Orang-Orang Yang Lurus Sebelum Nabi Muhammad Diutus
Masyarakat Arab pra Islam dikenal sebagai penyembah berhala. Namun di tengah gelapnya paganisme itu ada segelintir di antara mereka yang mencela perbuatan tersebut. Mereka masih menganut agama yang benar. Agama tauhid yang diajarkan Nabi Ibrahim ‘alaihissalam. Mereka dikenal dengan orang-orang yang hanif.
Kata hanif artinya berpaling dari kesesatan dan lebih condong kepada kebenaran. Allah Ta’ala berfirman,
فَأَقِمْ وَجْهَكَ لِلدِّينِ حَنِيفًا
“Maka hadapkanlah wajahmu dengan lurus kepada agama Allah.” [Quran Rum: 30].
Din yang hanif adalah agama yang lurus. Yang tidak ada kebengkokan padanya (Ahmad Mukhtar Umar: Mu’jam al-Lughah al-Arabiyah al-Mu’ashirah. Cetakan Pertama dari Ilmul Kutub. 1429 H. 1/573). Agama hanif ini juga dinamakan agama Ibrahim.

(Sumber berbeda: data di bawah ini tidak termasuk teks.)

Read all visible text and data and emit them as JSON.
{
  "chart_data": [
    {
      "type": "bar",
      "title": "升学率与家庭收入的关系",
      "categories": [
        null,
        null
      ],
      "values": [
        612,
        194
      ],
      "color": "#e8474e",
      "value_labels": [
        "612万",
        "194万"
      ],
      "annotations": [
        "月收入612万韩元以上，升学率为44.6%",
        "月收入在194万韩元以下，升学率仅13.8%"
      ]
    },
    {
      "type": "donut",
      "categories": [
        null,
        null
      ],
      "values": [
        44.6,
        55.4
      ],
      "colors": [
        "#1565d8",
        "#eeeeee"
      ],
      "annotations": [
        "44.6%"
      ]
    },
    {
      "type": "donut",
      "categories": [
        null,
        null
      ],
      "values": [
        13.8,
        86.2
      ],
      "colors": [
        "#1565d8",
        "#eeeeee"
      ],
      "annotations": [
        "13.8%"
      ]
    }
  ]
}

Ibnu Hisyam menyebutkan empat orang yang masih berada di atas agama yang hanif ini. Mereka adalah Waraqah bin Naufal, Ubaidullah bin Jahsy, Utsman bin al-Huwairits, dan Zaid bin Amr bin Nufail. Saat masyarakat jahiliyah berkumpul di sisi berhala-berhala mereka dalam rangka merayakan hari besar, salah seorang dari empat orang ini mengatakan, “Ketauhilah. Demi Allah, kaum kalian ini tidak berada di atas apapun. Mereka telah jatuh pada penyimpangan dari agama bapak mereka, Ibrahim. Batu-batu itu tidak mendengar, tidak melihat, tidak bisa membahayakan, dan tidak bisa memberi manfaat. Wahai teman-teman, carilah untuk diri kalian agama yang benar. Karena demi Allah, kaum kalian ini tidak berada di atas kebenaran.” Kemudian mereka berpencar mencari orang-orang yang masih berada di atas agama yang hanif. Agama Nabi Ibrahim ‘alaihissalam (Ibnu Hisyam: as-Sirah an-Nabawiyah, 1/223).

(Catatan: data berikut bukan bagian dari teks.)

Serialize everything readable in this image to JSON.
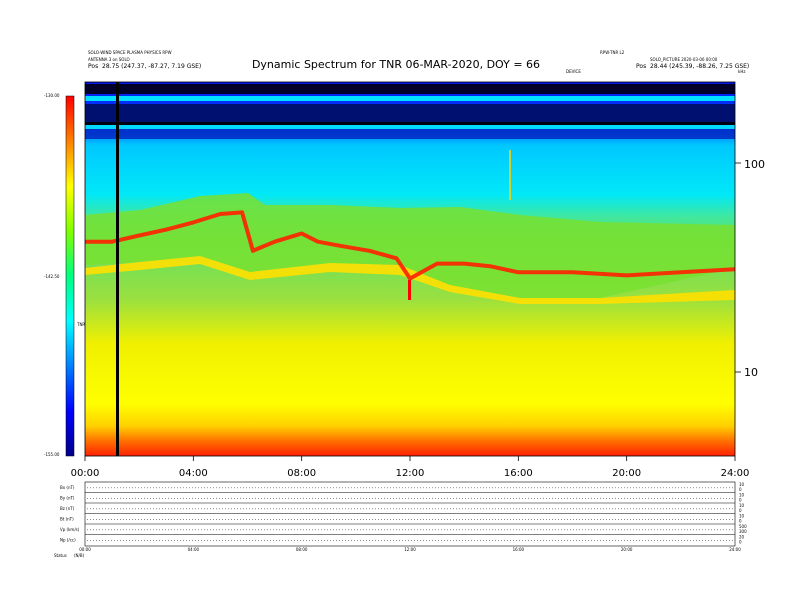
{
  "title": "Dynamic Spectrum for TNR 06-MAR-2020, DOY = 66",
  "header": {
    "left_line1": "SOLO-WIND SPACE PLASMA PHYSICS RPW",
    "left_line2": "ANTENNA 3 on SOLO",
    "left_pos_label": "Pos",
    "left_pos_value": "28.75 (247.37, -87.27, 7.19 GSE)",
    "center_small": "DEVICE",
    "right_line1": "RPW-TNR L2",
    "right_line2": "SOLO_PICTURE 2020-03-06 00:00",
    "right_pos_label": "Pos",
    "right_pos_value": "28.44 (245.39, -88.26, 7.25 GSE)",
    "corner": "kHz"
  },
  "colorbar": {
    "max_label": "-130.00",
    "mid_label": "-142.50",
    "min_label": "-155.00",
    "unit_label": "TNR",
    "colors": [
      "#ff0000",
      "#ff8000",
      "#ffff00",
      "#80ff00",
      "#00ff80",
      "#00ffff",
      "#0080ff",
      "#0000ff",
      "#00008b"
    ]
  },
  "chart_data": {
    "type": "heatmap",
    "title": "Dynamic Spectrum for TNR 06-MAR-2020, DOY = 66",
    "xlabel": "",
    "ylabel": "",
    "x_ticks": [
      "00:00",
      "04:00",
      "08:00",
      "12:00",
      "16:00",
      "20:00",
      "24:00"
    ],
    "x_range_hours": [
      0,
      24
    ],
    "y_scale": "log",
    "y_ticks": [
      10,
      100
    ],
    "y_range_khz": [
      4,
      270
    ],
    "color_range_db": [
      -155.0,
      -130.0
    ],
    "intensity_ridge_khz": [
      [
        0,
        42
      ],
      [
        1,
        42
      ],
      [
        2,
        45
      ],
      [
        3,
        48
      ],
      [
        4,
        52
      ],
      [
        5,
        57
      ],
      [
        5.8,
        58
      ],
      [
        6.2,
        38
      ],
      [
        7,
        42
      ],
      [
        8,
        46
      ],
      [
        8.6,
        42
      ],
      [
        9.5,
        40
      ],
      [
        10.5,
        38
      ],
      [
        11.5,
        35
      ],
      [
        12,
        28
      ],
      [
        13,
        33
      ],
      [
        14,
        33
      ],
      [
        15,
        32
      ],
      [
        16,
        30
      ],
      [
        18,
        30
      ],
      [
        20,
        29
      ],
      [
        22,
        30
      ],
      [
        24,
        31
      ]
    ],
    "data_gap_hour": 1.2
  },
  "panels": {
    "rows": [
      {
        "label": "Bx (nT)",
        "ticks": [
          "10",
          "0"
        ]
      },
      {
        "label": "By (nT)",
        "ticks": [
          "10",
          "0"
        ]
      },
      {
        "label": "Bz (nT)",
        "ticks": [
          "10",
          "0"
        ]
      },
      {
        "label": "Bt (nT)",
        "ticks": [
          "10",
          "0"
        ]
      },
      {
        "label": "Vp (km/s)",
        "ticks": [
          "500",
          "300"
        ]
      },
      {
        "label": "Np (/cc)",
        "ticks": [
          "20",
          "0"
        ]
      }
    ],
    "x_ticks": [
      "00:00",
      "04:00",
      "08:00",
      "12:00",
      "16:00",
      "20:00",
      "24:00"
    ],
    "status_label": "Status",
    "status_value": "(N/B)"
  }
}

Ada pula yang menyebutkan jumlah orang-orang hanif itu lebih banyak dari empat orang. Sebagian sumber sejarah menyebutkan nama-nama mereka adalah Qiz bin Sa’idah al-Iyadi, Zaid bin Amd bin Nufail, Umayyah bin Abi ash-Shilat, Arbab bin Raib, Suwaid bin Amir al-Mushtalqi, As’ad Abu Karb al-Humairi, Waki’ bin Zuhair al-Iyadi, Umair bin Jundub al-Juhani, Adi bin Zaid al-Adawani, Abdul Thanahah bin Tsa’lab bin Barrab bin Quda’ah, Ilaq bin Syihab at-Tamimi, Multamis bin Umayyah al-Kinani, Zuhair bin Abi Salma, Khalid bin Sinan al-Abasi, Abdullah al-Qudha’I, Ubaid bin al-Abrash al-Asadi, dan Ka’ab bin Luai bin Ghalib (Dr. Jawwad Ali: al-Mufassal fi Tarikh al-Arab Qablal Islam, 12/39).

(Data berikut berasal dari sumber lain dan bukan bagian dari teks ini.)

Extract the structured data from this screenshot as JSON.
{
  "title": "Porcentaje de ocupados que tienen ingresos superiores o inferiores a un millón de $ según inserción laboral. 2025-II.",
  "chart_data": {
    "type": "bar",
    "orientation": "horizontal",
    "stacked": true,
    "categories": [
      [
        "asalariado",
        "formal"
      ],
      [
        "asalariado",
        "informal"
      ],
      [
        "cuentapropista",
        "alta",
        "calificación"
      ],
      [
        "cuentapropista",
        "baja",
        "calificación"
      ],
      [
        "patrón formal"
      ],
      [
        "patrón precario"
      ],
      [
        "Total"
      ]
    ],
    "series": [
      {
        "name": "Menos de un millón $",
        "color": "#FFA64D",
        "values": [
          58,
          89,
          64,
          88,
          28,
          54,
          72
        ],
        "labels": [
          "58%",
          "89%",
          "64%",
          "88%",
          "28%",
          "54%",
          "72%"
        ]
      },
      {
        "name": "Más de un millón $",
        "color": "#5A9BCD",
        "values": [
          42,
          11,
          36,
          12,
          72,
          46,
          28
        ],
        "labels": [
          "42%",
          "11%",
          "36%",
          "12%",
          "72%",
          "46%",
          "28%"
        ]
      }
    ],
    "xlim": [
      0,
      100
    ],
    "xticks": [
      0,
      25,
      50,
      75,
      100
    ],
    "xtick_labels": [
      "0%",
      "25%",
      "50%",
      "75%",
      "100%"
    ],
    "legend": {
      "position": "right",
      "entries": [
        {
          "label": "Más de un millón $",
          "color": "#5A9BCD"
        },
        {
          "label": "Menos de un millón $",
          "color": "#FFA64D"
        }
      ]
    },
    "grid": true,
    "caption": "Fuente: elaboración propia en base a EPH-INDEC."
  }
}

Mereka semua berpendapat bahwa agama kaum mereka bukanlah agama asli nenek moyang. Agama yang benar adalah agama yang dibawa oleh Nabi Ibrahim ‘alaihissalam. Oleh karena itu, mereka mencari-cari sisa ajaran ini. Mereka juga menunggu kedatangan seorang rasul yang akan Allah utus untuk mereka. Pemikiran ini tersebar di sejumlah masyarakat Arab. Walaupun ujung dari pencarian mereka berbeda-beda. Seperti Zaid bin Amr bin Naufal yang wafat dalam keadaan belum menemukan apapun. Ia tetap berada di atas agama yang hanif dengan sebatas yang ia ketahui. Ada lagi yang membaca kitab suci Nasrani. Seperti Waraqah bin Naufal. Tentu kitab Nasrani belumlah mengalami perubahan ekstrim seperti sekarang. Waraqah wafat sebelum Nabi Muhammad diutus. Dan di antara mereka terus berada di atas agama yang hanif hingga datang agama Islam, lalu ia memeluk Islam. seperti Ubaidullah bin Jahsy (Ahmad bin Ahmad Ghalusy: as-sirah an-Nabawiyah wa ad-Da’wah fi al-‘Ahdi al-Makki, Hal: 50).